Les verdicts sont déjà tombés: il y a trop peu de femmes, avec un ratio d'à peine 20 %. Les ex-réformistes — en particulier ceux de l'Alberta — sont déçus du manque de reconnaissance pour les 12 années qu'ils ont passées à tenir le fort. Quant aux personnes parlant le français, il n'y en a que 10 au cabinet, incluant le premier ministre, dont deux ne possèdent que les rudiments de la langue: Tony Clement et Stockwell Day. C'est plus ou moins un ratio de 37 %. C'est pire que sous Paul Martin (42 %), qui lui-même avait concocté le cabinet le plus unilingue anglais du règne libéral. Sous Jean Chrétien, il n'était pas rare qu'un ministre sur deux puisse s'exprimer en français.

Stephen Harper a donc fait preuve d'audace — ou d'inconscience? — cette semaine en écartant des candidats comme James Moore — un jeune bilingue — ou encore Diane Ablonczy — une femme réformiste —, se privant ainsi de deux candidats ministrables qui lui auraient permis d'améliorer ses «statistiques». De surcroît, il n'a pas hésité à recruter le transfuge libéral David Emerson, qui diminue encore un peu plus son «score»: il manquait de tout sauf d'hommes blancs, d'âge mûr, unilingues anglais et provenant de l'Ouest... Mais Stephen Harper a préféré la compétence.

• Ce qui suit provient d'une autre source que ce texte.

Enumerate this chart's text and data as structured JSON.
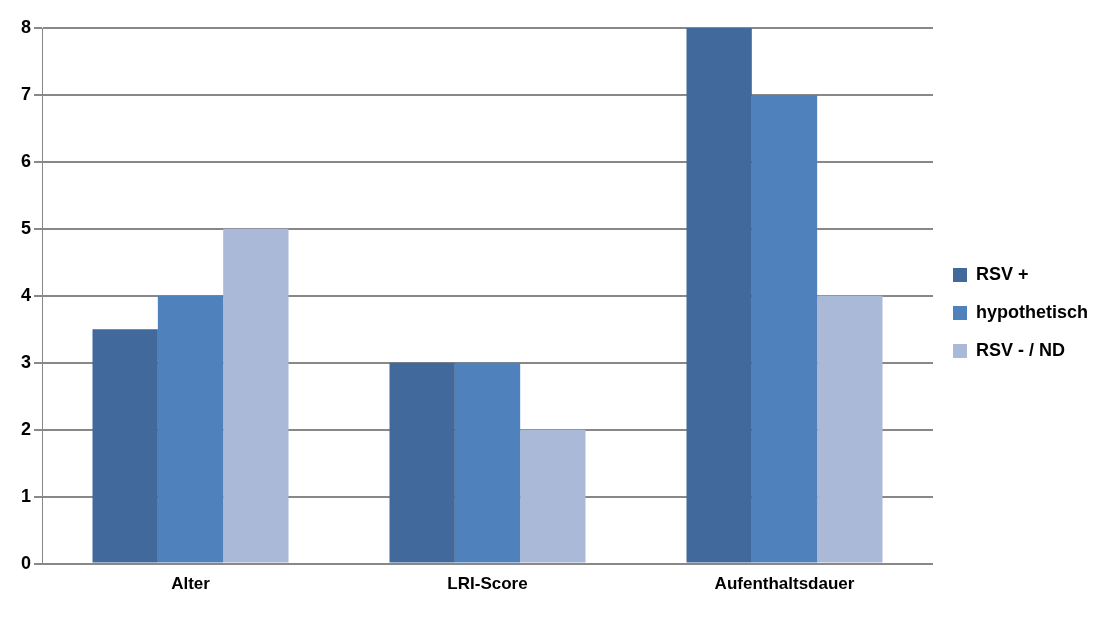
{
  "chart_data": {
    "type": "bar",
    "categories": [
      "Alter",
      "LRI-Score",
      "Aufenthaltsdauer"
    ],
    "series": [
      {
        "name": "RSV +",
        "color": "#41699b",
        "values": [
          3.5,
          3,
          8
        ]
      },
      {
        "name": "hypothetisch",
        "color": "#4f81bd",
        "values": [
          4,
          3,
          7
        ]
      },
      {
        "name": "RSV - / ND",
        "color": "#aab9d8",
        "values": [
          5,
          2,
          4
        ]
      }
    ],
    "ylim": [
      0,
      8
    ],
    "yticks": [
      0,
      1,
      2,
      3,
      4,
      5,
      6,
      7,
      8
    ],
    "grid": "y",
    "legend": "right"
  }
}
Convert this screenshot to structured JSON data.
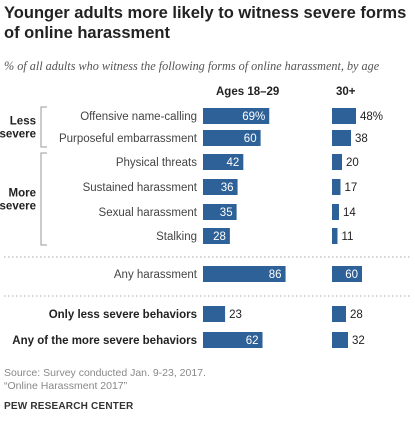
{
  "title": "Younger adults more likely to witness severe forms of online harassment",
  "subtitle": "% of all adults who witness the following forms of online harassment, by age",
  "chart_data": {
    "type": "bar",
    "series": [
      {
        "name": "Ages 18–29",
        "values": [
          69,
          60,
          42,
          36,
          35,
          28,
          86,
          23,
          62
        ]
      },
      {
        "name": "30+",
        "values": [
          48,
          38,
          20,
          17,
          14,
          11,
          60,
          28,
          32
        ]
      }
    ],
    "categories": [
      "Offensive name-calling",
      "Purposeful embarrassment",
      "Physical threats",
      "Sustained harassment",
      "Sexual harassment",
      "Stalking",
      "Any harassment",
      "Only less severe behaviors",
      "Any of the more severe behaviors"
    ],
    "value_labels": [
      [
        "69%",
        "60",
        "42",
        "36",
        "35",
        "28",
        "86",
        "23",
        "62"
      ],
      [
        "48%",
        "38",
        "20",
        "17",
        "14",
        "11",
        "60",
        "28",
        "32"
      ]
    ],
    "groups": [
      {
        "label": "Less severe",
        "members": [
          0,
          1
        ]
      },
      {
        "label": "More severe",
        "members": [
          2,
          3,
          4,
          5
        ]
      }
    ],
    "bold_categories": [
      7,
      8
    ],
    "bar_color": "#2f6199"
  },
  "footer": {
    "source": "Source: Survey conducted Jan. 9-23, 2017.",
    "report": "“Online Harassment 2017”",
    "brand": "PEW RESEARCH CENTER"
  }
}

Compétence. Ce critère est presque devenu secondaire dans la confection d'un cabinet. Pourtant, le Canada n'a pas toujours été bien servi par cette dictature de la représentativité. Ainsi, l'Île-du-Prince-Édouard, avec ses 160 000 habitants, a fourni un ministre pendant tout le dernier règne libéral. Les insulaires ont comblé leurs quatre sièges de la Chambre des communes par des libéraux depuis 1988. Jean Chrétien les a remerciés de cette fidélité d'abord avec Lawrence MacAulay, puis avec Wayne Easter.

C'est un euphémisme que de dire que M. MacAulay n'avait pas l'envergure d'un ministre, et sa pitoyable performance à titre de solliciteur général (1998 à 2002), notamment dans la gestion du cas de Maher Arar, en a fait la risée de la colline parlementaire. M. Easter n'a guère fait mieux en reprenant le flambeau. Paul Martin a d'ailleurs vite fait de le remplacer dès son arrivée au pouvoir, ce qui ne l'a pas empêché de se choisir un ministre parmi les deux autres députés de l'île.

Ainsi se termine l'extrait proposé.